Kebîr (Mütekebbir) Ne Demek?
Kebîr (mütekebbir) ne demektir? Kısaca anlamı nedir?
Yaşca büyük olmak, büyümek, yaşlanmak, iri olmak, mevkide ulu olmak, şerefli olmak, iş zor gelmek anlamlarındaki "k-b-r" kökünden gelen kebîr, büyük olan, miktarı çok olan, çok önemli, kadri yüce olan demektir. Çoğulu, kibâr ve küberâdır. Mütekebbir kelimesi de aynı kökten gelen bir isim olup büyük ve büyüklenen demektir. Büyüklük ve küçüklük itibâridir. Bir şey, diğerine göre küçük veya büyük olur. Büyüklük, kemiyet, keyfiyet, cisim ve aded itibariyle söz konusudur.
"Kebîr" kelimesi Allah'ın sıfatı olarak Kur'ân'da beş âyette "alî" ve "müteâl" kelimeleriyle birlikte geçmiştir: "Gerçekten Allah, yücedir, büyüktür." (Nisâ, 4/34); "Gerçekten ancak Allah yücedir, büyüktür." (Hac, 22/62); "(Allah) görüleni ve görülmeyeni bilendir, büyüktür, yücedir." (Ra'd, 13/9)
Allah'ın sıfatı olarak kebîr; şanı, şerefi, celâl ve izzeti, değeri, gücü ve sıfatları yüce, büyük demektir. Allah, her şeyden yücedir, kibriyâ' sahibidir: "Göklerde ve yerde ululuk (el-kibriyâ') yalnız O'na aittir." (Câsiye, 45/37) âyeti bu gerçeği ifade etmektedir. Gerçek anlamda ululuk Allah'a özgüdür. Bu anlamda ululuk insanlar için yerilen bir vasıftır.
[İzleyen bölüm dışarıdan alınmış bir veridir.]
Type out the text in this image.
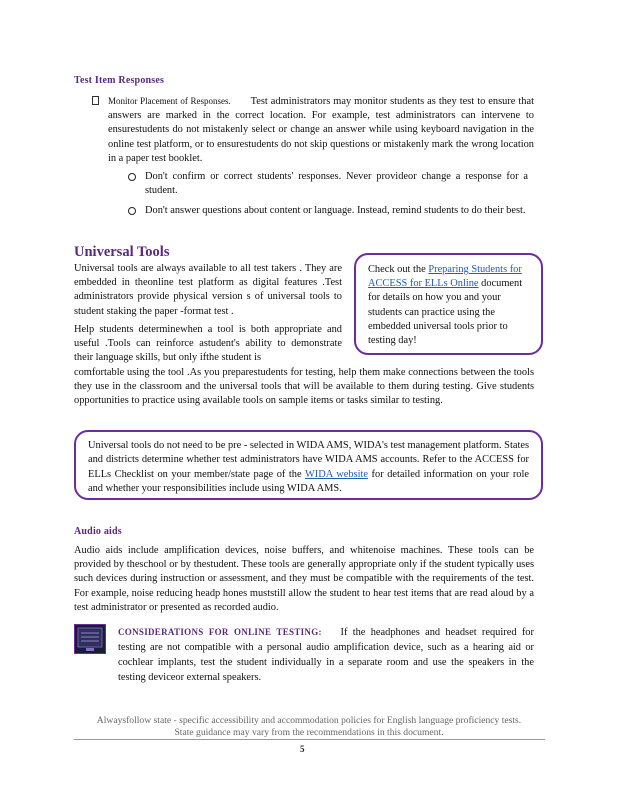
Test Item Responses
Monitor Placement of Responses. Test administrators may monitor students as they test to ensure that answers are marked in the correct location. For example, test administrators can intervene to ensurestudents do not mistakenly select or change an answer while using keyboard navigation in the online test platform, or to ensurestudents do not skip questions or mistakenly mark the wrong location in a paper test booklet.
Don't confirm or correct students' responses. Never provideor change a response for a student.
Don't answer questions about content or language. Instead, remind students to do their best.
Universal Tools
Universal tools are always available to all test takers . They are embedded in theonline test platform as digital features .Test administrators provide physical version s of universal tools to student staking the paper -format test .
Help students determinewhen a tool is both appropriate and useful .Tools can reinforce astudent's ability to demonstrate their language skills, but only ifthe student is
comfortable using the tool .As you preparestudents for testing, help them make connections between the tools they use in the classroom and the universal tools that will be available to them during testing. Give students opportunities to practice using available tools on sample items or tasks similar to testing.
Check out the Preparing Students for ACCESS for ELLs Online document for details on how you and your students can practice using the embedded universal tools prior to testing day!
Universal tools do not need to be pre - selected in WIDA AMS, WIDA's test management platform. States and districts determine whether test administrators have WIDA AMS accounts. Refer to the ACCESS for ELLs Checklist on your member/state page of the WIDA website for detailed information on your role and whether your responsibilities include using WIDA AMS.
Audio aids
Audio aids include amplification devices, noise buffers, and whitenoise machines. These tools can be provided by theschool or by thestudent. These tools are generally appropriate only if the student typically uses such devices during instruction or assessment, and they must be compatible with the requirements of the test. For example, noise reducing headp hones muststill allow the student to hear test items that are read aloud by a test administrator or presented as recorded audio.
CONSIDERATIONS FOR ONLINE TESTING: If the headphones and headset required for testing are not compatible with a personal audio amplification device, such as a hearing aid or cochlear implants, test the student individually in a separate room and use the speakers in the testing deviceor external speakers.
Alwaysfollow state - specific accessibility and accommodation policies for English language proficiency tests.
State guidance may vary from the recommendations in this document.
5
"Kebîr" vasfı, Allah'ın zatının yüceliğini ifade ettiği gibi nimet ve cezasının büyüklüğünü, çokluğunu da ifade eder: "Rab'lerinin yanında onlara (îmân edip sâlih amel işleyenlere) diledikleri her şey vardır. İşte büyük lütuf budur." (Şûrâ, 42/22); "Sizden kim zulmederse ona büyük bir azap vardır." (Furkân, 25/19)
Kebîr kelimesi, Allah'ın dışındaki diğer öbjeler için de kullanılmıştır. Büyük günah (Bakara, 2/219), büyük fesat (Enfâl, 8/73), büyük gün (âhiret) (Hûd, 11/3), büyük mükâfat (Hûd, 11/11), çok yaşlı (Yûsuf, 12/78), büyük dalalet (Mülk, 67/9), büyük kurtuluş (Burûc, 85/11), büyük azgınlık (İsrâ, 17/60), büyük cihad (Furkân, 25/52), büyük lânet (Ahzâb, 33/68), büyük mülk (İnsan, 76/20) gibi. Görüldüğü üzere kebîr, maddi anlamdan çok mecazi anlamda büyüklük ifade etmektedir. Allah'ın büyüklüğü de maddî anlamda değildir. Yaş bakımından büyük insanlara (Yûsuf, 12/80) önder olan, önde giden insanlara da (Ahzâb, 33/76) kebîr denilmiştir. Allah'ın büyüklüğü bu anlamda da değildir.
Mütekebbir kelimesi, Allah'ın sıfatı olarak bir âyette geçmiştir: "O Allah... azizdir, cebbardır, çok uludur." (el-mütekebbir) (Haşr, 59/23).
Allah'ın sıfatı olarak mütekebbir, ihtiyaç ve noksanlığı gerektiren her şeyden münezzeh, pek yüce ve ulu demektir.
Mütekebbir kelimesi Kur'ân'da 6 âyette insanı zemmeden bir vasıf olarak kullanılmıştır (Mü'min, 40/27). İnsanın sıfatı olarak mütekebbir; kendinde büyüklük izhar eden kimsedir. Allah yücedir, uludur, hiçbir şeye muhtaç değildir. İnsan yaratılmıştır, her şeye gücü yetmez, muhtaçtır. Bu itibarla, insanın mütekebbir olması mümkün değildir. Kendini ulu, yüce göstermesi tekellüftür, gerçeği örtmektir. Bu yüzden insan için yerilen bir vasıftır. Allah böyle değildir. O zatı ve sıfatlarıyla yücedir.